Impressionen einer Donaureise mit MS „Maxima“ von nicko Cruises, notiert von Udo Horn  ( April 2017)

  

Die Flussreise von Passau nach Budapest gilt nach wie vor  als Klassiker.

 Mit Budapest, Wien und Bratislava können während eines „typischen“ Donautörns von Passau bis zur ungarischen Metropole und zurück gleich drei europäische Hauptstädtebesichtigt werden.

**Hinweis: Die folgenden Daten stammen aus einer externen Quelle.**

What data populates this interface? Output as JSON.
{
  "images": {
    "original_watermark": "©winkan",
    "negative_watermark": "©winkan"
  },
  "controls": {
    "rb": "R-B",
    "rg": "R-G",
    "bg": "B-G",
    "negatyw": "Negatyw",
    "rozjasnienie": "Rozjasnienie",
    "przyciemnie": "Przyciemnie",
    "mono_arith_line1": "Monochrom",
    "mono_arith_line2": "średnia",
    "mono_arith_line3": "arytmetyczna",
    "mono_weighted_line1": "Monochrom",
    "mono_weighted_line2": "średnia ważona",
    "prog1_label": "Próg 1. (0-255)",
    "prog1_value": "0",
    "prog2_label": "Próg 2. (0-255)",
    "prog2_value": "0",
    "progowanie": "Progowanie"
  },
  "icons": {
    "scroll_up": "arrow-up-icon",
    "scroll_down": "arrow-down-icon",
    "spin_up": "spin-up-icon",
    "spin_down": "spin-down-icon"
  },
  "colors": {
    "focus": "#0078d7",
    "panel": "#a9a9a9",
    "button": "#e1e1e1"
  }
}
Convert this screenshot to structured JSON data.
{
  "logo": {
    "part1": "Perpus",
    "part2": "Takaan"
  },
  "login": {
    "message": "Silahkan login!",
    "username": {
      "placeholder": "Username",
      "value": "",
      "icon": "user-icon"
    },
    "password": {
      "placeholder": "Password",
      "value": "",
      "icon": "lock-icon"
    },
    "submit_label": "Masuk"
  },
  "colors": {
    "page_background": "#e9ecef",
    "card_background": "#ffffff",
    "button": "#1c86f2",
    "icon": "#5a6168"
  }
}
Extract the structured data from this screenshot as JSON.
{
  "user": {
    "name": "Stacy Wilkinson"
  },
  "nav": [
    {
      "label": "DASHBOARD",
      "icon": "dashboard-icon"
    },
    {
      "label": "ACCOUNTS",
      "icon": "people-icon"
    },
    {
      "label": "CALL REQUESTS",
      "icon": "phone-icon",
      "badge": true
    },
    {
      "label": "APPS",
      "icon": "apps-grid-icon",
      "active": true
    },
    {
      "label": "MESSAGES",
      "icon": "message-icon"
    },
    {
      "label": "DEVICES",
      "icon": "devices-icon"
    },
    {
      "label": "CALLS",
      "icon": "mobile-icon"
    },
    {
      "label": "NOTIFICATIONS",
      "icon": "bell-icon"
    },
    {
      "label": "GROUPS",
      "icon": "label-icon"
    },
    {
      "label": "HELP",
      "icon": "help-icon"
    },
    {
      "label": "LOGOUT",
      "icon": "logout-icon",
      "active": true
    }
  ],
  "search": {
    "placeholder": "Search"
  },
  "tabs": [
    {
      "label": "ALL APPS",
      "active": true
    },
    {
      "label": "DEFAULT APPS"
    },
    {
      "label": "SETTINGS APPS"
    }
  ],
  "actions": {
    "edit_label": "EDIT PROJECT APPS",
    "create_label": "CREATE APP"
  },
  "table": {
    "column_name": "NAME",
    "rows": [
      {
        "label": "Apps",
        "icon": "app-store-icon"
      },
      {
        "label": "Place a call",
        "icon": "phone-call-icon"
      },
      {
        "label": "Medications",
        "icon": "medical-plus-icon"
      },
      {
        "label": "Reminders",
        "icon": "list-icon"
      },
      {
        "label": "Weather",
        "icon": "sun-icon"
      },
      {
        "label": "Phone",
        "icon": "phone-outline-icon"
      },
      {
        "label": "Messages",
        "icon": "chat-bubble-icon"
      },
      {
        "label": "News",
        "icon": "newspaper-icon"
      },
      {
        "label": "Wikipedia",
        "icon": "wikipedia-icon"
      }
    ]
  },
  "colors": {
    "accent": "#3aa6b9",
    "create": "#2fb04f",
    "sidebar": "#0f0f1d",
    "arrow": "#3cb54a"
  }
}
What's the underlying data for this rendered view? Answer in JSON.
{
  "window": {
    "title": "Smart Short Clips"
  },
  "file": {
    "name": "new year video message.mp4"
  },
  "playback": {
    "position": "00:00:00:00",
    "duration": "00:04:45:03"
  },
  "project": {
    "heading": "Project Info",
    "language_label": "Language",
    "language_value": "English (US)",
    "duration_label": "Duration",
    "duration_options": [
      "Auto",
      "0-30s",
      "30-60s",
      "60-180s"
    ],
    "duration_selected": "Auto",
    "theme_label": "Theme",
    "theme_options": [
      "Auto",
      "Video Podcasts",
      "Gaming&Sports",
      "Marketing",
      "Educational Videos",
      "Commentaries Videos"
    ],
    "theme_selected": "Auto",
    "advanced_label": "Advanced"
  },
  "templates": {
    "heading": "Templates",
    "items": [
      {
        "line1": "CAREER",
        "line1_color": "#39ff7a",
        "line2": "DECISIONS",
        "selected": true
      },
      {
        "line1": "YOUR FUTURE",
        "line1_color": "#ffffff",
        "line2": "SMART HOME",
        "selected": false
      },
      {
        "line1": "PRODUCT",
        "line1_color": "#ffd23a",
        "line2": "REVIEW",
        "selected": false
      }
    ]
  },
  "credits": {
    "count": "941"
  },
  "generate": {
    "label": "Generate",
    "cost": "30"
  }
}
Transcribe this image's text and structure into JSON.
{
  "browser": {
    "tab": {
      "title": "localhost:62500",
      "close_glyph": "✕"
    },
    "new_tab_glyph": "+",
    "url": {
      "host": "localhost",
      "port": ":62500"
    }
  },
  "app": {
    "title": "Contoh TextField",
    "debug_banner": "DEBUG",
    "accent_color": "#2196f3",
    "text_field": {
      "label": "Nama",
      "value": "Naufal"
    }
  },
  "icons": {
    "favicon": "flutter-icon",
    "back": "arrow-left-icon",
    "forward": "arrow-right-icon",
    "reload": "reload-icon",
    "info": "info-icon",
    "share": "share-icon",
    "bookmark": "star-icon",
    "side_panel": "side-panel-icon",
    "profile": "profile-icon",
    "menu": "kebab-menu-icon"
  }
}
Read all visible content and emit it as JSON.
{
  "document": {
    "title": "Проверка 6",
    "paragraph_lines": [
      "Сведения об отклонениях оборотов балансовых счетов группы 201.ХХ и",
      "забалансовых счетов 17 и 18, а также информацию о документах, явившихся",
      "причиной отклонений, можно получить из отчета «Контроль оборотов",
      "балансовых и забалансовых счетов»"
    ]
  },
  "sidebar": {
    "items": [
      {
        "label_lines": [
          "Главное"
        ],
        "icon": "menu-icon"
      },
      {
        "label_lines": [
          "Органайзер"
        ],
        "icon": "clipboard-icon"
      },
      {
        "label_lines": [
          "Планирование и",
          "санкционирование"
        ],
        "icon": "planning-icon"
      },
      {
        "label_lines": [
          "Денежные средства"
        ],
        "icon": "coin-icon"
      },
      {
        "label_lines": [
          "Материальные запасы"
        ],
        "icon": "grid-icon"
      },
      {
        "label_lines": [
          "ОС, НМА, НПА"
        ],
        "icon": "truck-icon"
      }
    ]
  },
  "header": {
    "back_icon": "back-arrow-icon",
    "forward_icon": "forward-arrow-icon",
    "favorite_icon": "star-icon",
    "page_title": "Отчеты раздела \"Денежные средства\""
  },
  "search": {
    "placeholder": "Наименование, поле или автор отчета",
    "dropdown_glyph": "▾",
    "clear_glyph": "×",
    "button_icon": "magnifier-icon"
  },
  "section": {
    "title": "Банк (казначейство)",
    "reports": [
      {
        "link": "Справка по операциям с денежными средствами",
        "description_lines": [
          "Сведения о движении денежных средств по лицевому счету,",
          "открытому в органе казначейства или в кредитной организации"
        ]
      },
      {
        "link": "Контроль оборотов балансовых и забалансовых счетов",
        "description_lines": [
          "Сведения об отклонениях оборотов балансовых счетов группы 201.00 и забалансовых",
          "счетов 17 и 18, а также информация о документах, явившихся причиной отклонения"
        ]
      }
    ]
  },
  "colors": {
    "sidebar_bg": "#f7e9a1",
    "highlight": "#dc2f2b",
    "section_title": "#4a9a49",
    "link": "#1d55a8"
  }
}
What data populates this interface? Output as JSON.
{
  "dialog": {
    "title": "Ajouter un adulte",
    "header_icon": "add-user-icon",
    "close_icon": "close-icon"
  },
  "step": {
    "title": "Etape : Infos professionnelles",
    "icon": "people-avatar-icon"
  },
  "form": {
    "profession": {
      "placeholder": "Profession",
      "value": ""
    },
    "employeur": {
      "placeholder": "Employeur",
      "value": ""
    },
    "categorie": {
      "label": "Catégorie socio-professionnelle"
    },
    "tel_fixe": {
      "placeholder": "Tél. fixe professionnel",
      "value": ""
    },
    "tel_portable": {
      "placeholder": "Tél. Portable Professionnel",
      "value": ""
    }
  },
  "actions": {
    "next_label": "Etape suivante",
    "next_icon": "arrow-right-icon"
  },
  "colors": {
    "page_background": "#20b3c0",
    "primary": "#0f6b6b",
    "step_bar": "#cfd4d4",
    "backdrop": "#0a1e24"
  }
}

 Hinzu kommt Linz mit weiteren zahlreichen und interessanten Höhepunkten. Eigentlich müßte ebenso die schöne  Drei-Flüsse-Stadt Passau erwähnt werden, aber die Mehrheit der Gäste geht hier an oder von Bord.

 as gegebene Veranstalter-Versprechen von nicko cruises Flussreisen „Schöne Natur und beeindruckende Architektur, fremde Kulturen und Denkweisen, Wissenswertes und Unbekanntes“ weckte in mir Neugier und Wissensdurst  und so entschloß ich mich, dieses Versprechen an Bord  der MS Maxima zu testen. In Kooperation mit dem Partner des Reiseveranstalters der Redaktion der Zeitschrift GEO wurde eine Kooperation geschlossen, die sich auf die inhaltliche Gestaltung und Vermarktung neuartiger Flussreisen unter der Marke GEO cruises bezieht.

  

An der „schönen blauen“  Donau – sie ist aber in der Realität grün -  erkannte schon Johann Strauß den Reiz des Stromes, der mit seiner Anmut, Gelassenheit und Vielfalt das  Mekka eines  (fast) jeden Flussreisenden darstellt. Gäste aus aller Welt fühlen sich angezogen vom Strom, der mit seinen 2850 Kilometern in seiner Länge europaweit nur noch der Wolga unterliegt. Nirgends  sonst auf der Welt herrscht ein so dichtes Aufkommen an Flussschiffen wie auf der Donau.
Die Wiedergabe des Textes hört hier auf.